KARACHI/LAHORE: The federal government has extended a broad range of tax and customs-duty incentives for electric vehicles (EVs) in Budget 2026-27, reinforcing its push for cleaner transport, lower fuel imports and domestic manufacturing.
Industry experts, however, have urged policymakers to provide longer-term policy certainty, strengthen charging infrastructure and invest in research and development to accelerate the sector’s growth.
The incentives cover electric passenger and commercial vehicles, manufacturing equipment and charging infrastructure, underscoring the government’s commitment to electrification, energy security and environmental sustainability.
Under the budget, customs-duty exemptions on CKD kits imported by local manufacturers of electric buses, trucks, motorcycles, rickshaws, loaders and prime movers have been extended until June 30, 2027. Tax concessions have also been retained for small electric cars and SUVs with battery capacities of up to 50 kWh and light commercial EVs with batteries of up to 150 kWh, while these vehicles will continue to enjoy a reduced sales tax rate of 1 per cent.
The government has also maintained customs-duty exemptions on EV-specific plant and machinery used for new and expanding assembly facilities, while imported electric cars with battery capacities of up to 50 kWh will continue to attract a concessional sales tax rate of 12.5 per cent.

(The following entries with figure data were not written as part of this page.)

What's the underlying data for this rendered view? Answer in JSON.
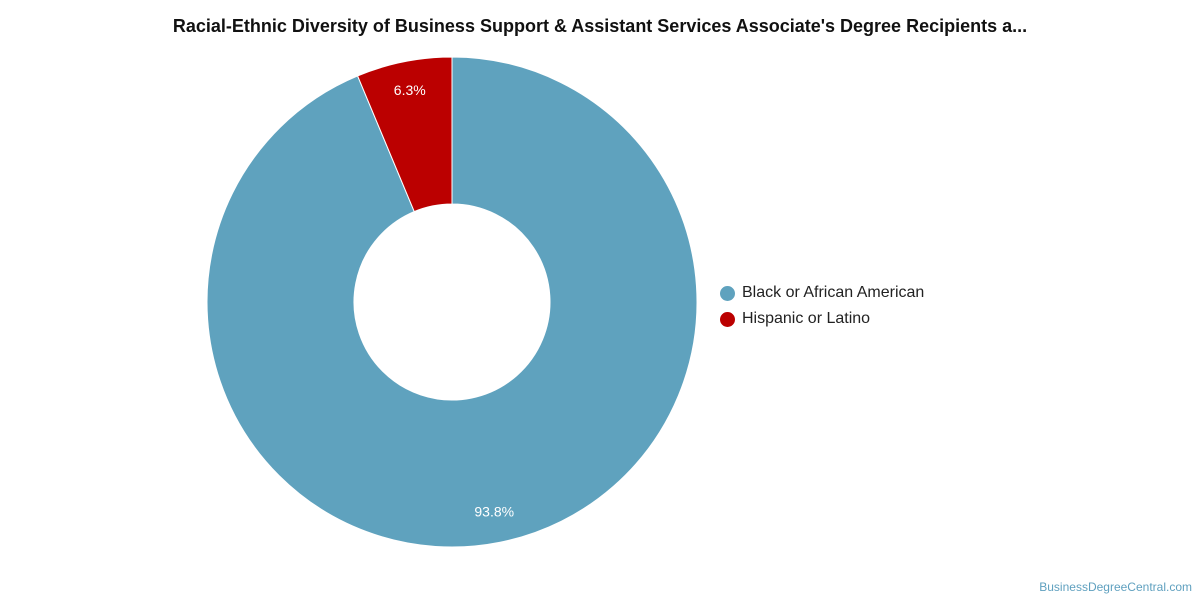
{
  "title": "Racial-Ethnic Diversity of Business Support & Assistant Services Associate's Degree Recipients a...",
  "source": "BusinessDegreeCentral.com",
  "chart_data": {
    "type": "pie",
    "variant": "donut",
    "title": "Racial-Ethnic Diversity of Business Support & Assistant Services Associate's Degree Recipients a...",
    "legend_position": "right",
    "slices": [
      {
        "label": "Black or African American",
        "value": 93.8,
        "value_label": "93.8%",
        "color": "#5fa2be"
      },
      {
        "label": "Hispanic or Latino",
        "value": 6.3,
        "value_label": "6.3%",
        "color": "#bb0000"
      }
    ]
  }
}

A new federal excise duty (FED) regime has been introduced for imported EVs purchased for personal use. Vehicles valued at up to Rs20 million will remain exempt, while those priced between Rs20 million and Rs30 million will face a 30 per cent FED. Vehicles worth more than Rs30 million will be subject to a 40 per cent duty.
The exemption from FED on electric four-wheelers has also been extended until June 2027, preserving a significant tax advantage over conventional vehicles.The budget offers no major new incentives for petrol- and diesel-powered vehicles, signalling a gradual shift in industrial policy towards electric mobility. It also points to reduced support for hybrid vehicles, as concessional sales tax rates on locally manufactured hybrids are due to expire on June 30, 2026.
The budget’s implications for the EV industry were discussed during a webinar organised by Indus Consortium titled ‘Budget 2026-27: What It Means for Pakistan’s EV Future’, where experts broadly welcomed the incentives but expressed concern over the short-term nature of the policy framework.
Yasir Hussain, director of the Climate Action Centre (CAC), said concerns over higher taxes on new energy vehicles had not materialised, as the government left NEVP-related taxes unchanged. He noted, however, that taxes on luxury vehicles worth more than Rs20 million had increased.
Hussain said subsidies for electric two- and three-wheelers would continue and revealed that two battery manufacturing plants were under development in Karachi, signalling growing local investment in the sector.
Dr Aazir Khan, director of the Integrated Engineering Centre of Excellence at the University of Lahore, described the federal budget as a stabilisation budget and said EV subsidies remained limited despite higher grants and development spending. He urged the government to extend incentives beyond the current one-year timeframe and invest in electricity grid upgrades to support rising EV adoption.
He also noted that the budget reflected a stronger emphasis on localisation, with customs duties on completely built units (CBUs) remaining in place.Saif Muhammad Shah, senior research associate at the Federation of Pakistan Chambers of Commerce and Industry (FPCCI), said the one-year incentive framework could create uncertainty for investors and recommended extending the policy horizon to three to five years.
He said the industry was awaiting a new automotive policy, expected within the next few months, and called for greater investment in EV research and development to improve the speed, range and performance of electric bikes.
Shah also stressed the need for wider charging infrastructure and a dedicated policy for heavy-duty vehicles, which account for a significant share of transport-related emissions.
Following the budget announcement, the Auto Industry Development and Export Policy (AIDEP) sub-committee reviewed future incentives for the sector. While some industry representatives advocated continued support for plug-in hybrid electric vehicles (PHEVs), officials stressed that future incentives should be tied to localisation, technology transfer, employment generation and export growth.
Industry stakeholders have also urged the government to maintain a stable duty differential between Completely Built Units (CBUs) and Completely Knocked Down (CKD) imports to protect local assembly operations and encourage long-term investment.
With tax relief extended across much of the EV value chain, Budget 2026-27 represents one of the government’s strongest endorsements yet of electric mobility. Experts say the next challenge will be ensuring policy continuity, infrastructure development and local innovation to turn incentives into a sustainable EV ecosystem.